For foreign investors, India is a puzzle. On the plus side, it is a potentially huge market, recently passing China as the world’s most populous. The IMF predicts that India will be the fastest-growing of the world’s 20 biggest economies this year. By 2028 its GDP is expected to be the third-largest, moving past Japan and Germany. The stockmarket is pricing in heady growth. Over the past five years Indian stocks have beaten those elsewhere in the world, including America’s.
The minuses can seem equally formidable. Just 8% of Indian households own a car. Last year the number of individual investors in Indian public markets was a paltry 35m. The smartphone revolution unleashed 850m netizens, but most scroll free apps like WhatsApp (500m users) and YouTube (460m). Blume, a venture-capital (VC) firm, estimates that only 45m Indians are responsible for over half of all online spending. Netflix, the video-streaming giant, which entered India in 2016 and charges Indians less than almost anyone else, has attracted just 6m subscribers.

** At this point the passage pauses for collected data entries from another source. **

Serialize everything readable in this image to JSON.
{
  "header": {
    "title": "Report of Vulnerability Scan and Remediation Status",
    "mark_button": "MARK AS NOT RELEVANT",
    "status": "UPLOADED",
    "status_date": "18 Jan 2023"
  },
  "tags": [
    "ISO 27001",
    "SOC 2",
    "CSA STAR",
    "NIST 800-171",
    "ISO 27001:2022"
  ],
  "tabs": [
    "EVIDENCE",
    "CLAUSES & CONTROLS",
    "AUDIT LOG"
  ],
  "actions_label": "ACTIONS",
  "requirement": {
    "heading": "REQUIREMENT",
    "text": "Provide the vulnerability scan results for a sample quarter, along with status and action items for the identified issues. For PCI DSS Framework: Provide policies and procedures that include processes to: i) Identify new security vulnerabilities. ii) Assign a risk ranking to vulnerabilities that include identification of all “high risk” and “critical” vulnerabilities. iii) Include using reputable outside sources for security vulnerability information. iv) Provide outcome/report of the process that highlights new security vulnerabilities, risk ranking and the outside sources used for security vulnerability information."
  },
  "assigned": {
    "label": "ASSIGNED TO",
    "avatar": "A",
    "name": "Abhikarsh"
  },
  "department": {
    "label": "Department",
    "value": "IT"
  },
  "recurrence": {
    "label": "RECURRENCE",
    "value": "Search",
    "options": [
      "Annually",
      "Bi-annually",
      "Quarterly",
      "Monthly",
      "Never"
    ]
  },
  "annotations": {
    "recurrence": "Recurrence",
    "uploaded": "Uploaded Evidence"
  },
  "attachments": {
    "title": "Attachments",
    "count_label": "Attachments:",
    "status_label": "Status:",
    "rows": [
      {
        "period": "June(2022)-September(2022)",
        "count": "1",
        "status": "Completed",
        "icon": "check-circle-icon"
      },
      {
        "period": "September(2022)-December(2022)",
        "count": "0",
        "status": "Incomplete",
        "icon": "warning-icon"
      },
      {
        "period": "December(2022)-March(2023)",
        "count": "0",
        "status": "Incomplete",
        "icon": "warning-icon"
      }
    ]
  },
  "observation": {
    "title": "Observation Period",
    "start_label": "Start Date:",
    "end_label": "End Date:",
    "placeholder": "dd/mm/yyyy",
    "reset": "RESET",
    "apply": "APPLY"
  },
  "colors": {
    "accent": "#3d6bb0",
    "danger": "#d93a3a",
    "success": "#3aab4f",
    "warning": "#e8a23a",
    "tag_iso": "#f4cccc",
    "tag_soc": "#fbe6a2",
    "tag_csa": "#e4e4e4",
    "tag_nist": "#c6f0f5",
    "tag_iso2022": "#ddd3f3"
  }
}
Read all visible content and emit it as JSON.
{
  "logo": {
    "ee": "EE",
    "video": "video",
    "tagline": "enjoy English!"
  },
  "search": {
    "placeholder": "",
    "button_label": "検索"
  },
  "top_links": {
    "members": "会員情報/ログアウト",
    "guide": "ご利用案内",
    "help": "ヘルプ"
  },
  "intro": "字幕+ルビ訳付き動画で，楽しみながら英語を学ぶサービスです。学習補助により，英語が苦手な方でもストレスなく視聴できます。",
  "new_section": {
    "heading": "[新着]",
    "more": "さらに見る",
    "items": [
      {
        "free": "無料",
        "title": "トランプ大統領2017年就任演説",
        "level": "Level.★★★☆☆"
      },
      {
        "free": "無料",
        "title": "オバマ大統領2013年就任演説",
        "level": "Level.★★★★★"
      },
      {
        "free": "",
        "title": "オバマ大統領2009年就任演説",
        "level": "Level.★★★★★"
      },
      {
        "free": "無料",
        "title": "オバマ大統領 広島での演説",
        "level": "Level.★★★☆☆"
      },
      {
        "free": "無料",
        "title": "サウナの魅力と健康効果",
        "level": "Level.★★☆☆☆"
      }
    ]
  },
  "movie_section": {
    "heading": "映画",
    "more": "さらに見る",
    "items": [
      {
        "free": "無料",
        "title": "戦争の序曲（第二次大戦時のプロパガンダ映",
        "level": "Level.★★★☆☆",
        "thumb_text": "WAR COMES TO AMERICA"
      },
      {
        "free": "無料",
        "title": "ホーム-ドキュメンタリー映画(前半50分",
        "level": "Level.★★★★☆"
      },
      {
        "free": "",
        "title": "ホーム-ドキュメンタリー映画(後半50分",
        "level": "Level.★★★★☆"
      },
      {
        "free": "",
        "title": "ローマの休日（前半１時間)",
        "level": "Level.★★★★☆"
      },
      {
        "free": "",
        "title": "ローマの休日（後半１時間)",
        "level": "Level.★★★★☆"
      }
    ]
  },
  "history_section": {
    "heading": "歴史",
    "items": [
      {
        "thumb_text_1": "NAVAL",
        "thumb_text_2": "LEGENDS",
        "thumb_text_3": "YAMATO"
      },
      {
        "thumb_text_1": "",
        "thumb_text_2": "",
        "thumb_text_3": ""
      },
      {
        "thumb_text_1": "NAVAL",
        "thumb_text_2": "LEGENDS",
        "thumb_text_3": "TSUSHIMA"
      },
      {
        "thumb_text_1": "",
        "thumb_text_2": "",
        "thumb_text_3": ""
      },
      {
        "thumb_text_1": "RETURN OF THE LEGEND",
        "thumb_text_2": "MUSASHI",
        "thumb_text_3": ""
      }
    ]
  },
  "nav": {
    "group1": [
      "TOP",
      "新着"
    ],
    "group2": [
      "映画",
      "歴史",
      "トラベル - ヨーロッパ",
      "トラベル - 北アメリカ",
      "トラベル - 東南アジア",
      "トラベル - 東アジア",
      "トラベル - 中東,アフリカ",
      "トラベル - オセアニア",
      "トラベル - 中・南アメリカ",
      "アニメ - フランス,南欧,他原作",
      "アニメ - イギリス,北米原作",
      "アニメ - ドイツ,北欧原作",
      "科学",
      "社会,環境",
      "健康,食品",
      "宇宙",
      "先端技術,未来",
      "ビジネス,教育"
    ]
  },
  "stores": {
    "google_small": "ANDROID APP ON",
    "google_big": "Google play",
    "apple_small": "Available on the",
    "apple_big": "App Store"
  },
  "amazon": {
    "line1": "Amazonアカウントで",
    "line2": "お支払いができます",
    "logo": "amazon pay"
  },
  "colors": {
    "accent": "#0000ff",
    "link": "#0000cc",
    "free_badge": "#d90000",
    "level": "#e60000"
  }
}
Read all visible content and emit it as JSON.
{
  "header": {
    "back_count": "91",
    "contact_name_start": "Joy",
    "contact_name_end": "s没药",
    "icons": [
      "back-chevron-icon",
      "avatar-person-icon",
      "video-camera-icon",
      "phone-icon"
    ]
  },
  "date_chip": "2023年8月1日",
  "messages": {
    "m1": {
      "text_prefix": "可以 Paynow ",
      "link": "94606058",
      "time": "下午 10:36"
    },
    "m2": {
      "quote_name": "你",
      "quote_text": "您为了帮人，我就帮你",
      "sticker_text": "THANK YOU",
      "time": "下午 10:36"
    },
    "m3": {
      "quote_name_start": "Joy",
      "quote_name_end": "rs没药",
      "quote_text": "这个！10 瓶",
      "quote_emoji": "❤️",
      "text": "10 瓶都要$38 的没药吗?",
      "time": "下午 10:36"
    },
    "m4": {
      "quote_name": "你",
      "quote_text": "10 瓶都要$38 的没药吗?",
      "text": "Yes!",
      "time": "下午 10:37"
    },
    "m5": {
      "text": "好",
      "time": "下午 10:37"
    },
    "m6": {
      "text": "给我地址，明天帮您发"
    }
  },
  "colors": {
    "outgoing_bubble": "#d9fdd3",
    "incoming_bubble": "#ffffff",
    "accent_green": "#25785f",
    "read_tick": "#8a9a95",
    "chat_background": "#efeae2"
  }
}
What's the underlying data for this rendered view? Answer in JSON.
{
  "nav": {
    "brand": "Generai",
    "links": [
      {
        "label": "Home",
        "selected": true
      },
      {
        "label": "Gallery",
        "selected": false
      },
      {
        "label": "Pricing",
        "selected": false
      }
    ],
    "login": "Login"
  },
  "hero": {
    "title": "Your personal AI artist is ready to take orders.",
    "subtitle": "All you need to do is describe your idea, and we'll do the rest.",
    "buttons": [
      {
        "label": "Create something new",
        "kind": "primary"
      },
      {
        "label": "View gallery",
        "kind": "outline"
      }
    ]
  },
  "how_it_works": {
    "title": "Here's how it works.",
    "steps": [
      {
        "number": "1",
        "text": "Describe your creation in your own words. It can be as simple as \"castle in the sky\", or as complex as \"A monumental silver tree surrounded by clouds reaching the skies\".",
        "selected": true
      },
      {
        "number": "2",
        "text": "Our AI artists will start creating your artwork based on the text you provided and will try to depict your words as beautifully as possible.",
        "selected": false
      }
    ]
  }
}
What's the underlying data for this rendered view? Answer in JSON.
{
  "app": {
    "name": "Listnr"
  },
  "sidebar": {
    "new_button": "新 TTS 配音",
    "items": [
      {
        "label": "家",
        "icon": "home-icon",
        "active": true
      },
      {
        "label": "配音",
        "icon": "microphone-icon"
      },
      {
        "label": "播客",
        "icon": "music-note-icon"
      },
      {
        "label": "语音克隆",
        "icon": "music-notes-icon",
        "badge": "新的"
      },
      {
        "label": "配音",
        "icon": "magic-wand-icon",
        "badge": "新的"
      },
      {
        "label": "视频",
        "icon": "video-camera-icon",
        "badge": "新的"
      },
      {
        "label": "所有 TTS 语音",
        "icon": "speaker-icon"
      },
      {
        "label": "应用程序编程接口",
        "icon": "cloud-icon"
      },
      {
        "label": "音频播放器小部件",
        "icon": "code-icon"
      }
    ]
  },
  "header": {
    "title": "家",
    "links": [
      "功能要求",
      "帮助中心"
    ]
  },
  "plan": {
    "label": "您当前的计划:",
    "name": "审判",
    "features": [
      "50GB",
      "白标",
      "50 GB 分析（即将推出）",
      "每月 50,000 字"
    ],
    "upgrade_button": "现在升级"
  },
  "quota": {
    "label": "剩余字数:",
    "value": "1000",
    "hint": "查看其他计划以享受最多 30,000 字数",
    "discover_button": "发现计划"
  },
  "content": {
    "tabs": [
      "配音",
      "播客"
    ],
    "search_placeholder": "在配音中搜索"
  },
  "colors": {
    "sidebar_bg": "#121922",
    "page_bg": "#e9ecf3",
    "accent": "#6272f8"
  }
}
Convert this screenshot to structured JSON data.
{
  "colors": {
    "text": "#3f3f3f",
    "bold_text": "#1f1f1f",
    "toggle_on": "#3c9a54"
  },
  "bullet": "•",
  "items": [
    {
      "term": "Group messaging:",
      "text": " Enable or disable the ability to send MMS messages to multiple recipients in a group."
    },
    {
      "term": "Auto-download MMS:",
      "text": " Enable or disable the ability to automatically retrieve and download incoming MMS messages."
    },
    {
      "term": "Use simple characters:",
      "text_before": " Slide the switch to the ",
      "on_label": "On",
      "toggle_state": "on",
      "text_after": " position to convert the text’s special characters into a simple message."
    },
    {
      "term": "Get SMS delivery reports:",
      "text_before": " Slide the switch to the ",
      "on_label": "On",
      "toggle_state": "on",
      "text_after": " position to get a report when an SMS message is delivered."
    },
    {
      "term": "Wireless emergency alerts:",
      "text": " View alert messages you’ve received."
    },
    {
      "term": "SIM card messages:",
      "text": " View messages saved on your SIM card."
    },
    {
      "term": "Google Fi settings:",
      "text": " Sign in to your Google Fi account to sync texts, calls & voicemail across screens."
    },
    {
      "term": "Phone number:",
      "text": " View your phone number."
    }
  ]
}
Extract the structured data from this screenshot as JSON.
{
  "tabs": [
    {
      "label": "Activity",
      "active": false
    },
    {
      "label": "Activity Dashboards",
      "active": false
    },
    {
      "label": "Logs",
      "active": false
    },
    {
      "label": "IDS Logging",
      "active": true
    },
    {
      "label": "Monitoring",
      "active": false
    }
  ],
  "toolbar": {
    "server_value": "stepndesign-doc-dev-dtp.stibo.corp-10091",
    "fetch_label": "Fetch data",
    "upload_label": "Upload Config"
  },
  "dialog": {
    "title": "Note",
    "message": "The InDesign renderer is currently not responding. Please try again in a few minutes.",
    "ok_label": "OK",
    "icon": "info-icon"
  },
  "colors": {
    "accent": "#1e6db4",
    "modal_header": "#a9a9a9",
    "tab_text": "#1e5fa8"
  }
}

The tension between tomorrow’s promise and today’s reality is reflected in India’s tech scene. Over the past decade giddy projections of spending by hundreds of millions of consumers led investors to pour money into young tech firms. According to Bain, a consultancy, between 2013 and 2021 total annual VC funding ballooned from $3bn to $38.5bn. Now the easy money is running out. In 2022 startups received $25.7bn. In the first half of this year they got a measly $5.5bn.
Some of India’s brightest tech stars have fallen to earth. The valuation of Byju’s, an ed-tech darling, has plummeted from $22bn to $5.1bn in less than a year. Oyo, an online hotel aggregator, has delayed its public listing even as investors slashed its value by three-quarters, to $2.7bn. Moneycontrol, an online publication, estimates that since 2022 Indian startups have shed more than 30,000 jobs. Investors now worry that companies in their portfolio will never make money. Heavy losses by Indian “unicorns” (unlisted companies worth $1bn or more) bear this out. According to Tracxn, a data firm, of the 83 that have filed financial results for 2022, 63 are in the red, collectively losing over $8bn.
Yet some Indian tech firms manage to prosper. Rather than promise mythical future riches, they are practical and boring, but profitable. Call them camels. Zerodha, a 13-year-old discount brokerage, clocked $830m in revenue and $350m in net profits in 2022. In 2021, the latest year for which data are available, Zoho, a Chennai-based business-software firm founded in the dotcom boom of the late 1990s, made a net $450m on sales of $840m. Info Edge, a collection of online businesses that span hiring, marrying and property-buying, has been largely profitable throughout its 20-year existence. Their success is built on an idea that seems exotic to a generation of Indian founders pampered by indulgent investors: focus on paying customers while keeping a lid on costs.
Consider revenue first. Some founders privately grumble that getting the Indian user to pay for anything is hard. But Nithin Kamath, founder of Zerodha, disagrees. He believes that though the wallet size of Indian consumers is small, they are willing to pay for products that offer value. Zerodha charges 200 rupees (around $2.50) to open a new account when most of its competitors do so for nothing. Mr Kamath believes that even this small amount forces the company to ensure that its users find its platform useful enough to pay that extra fee.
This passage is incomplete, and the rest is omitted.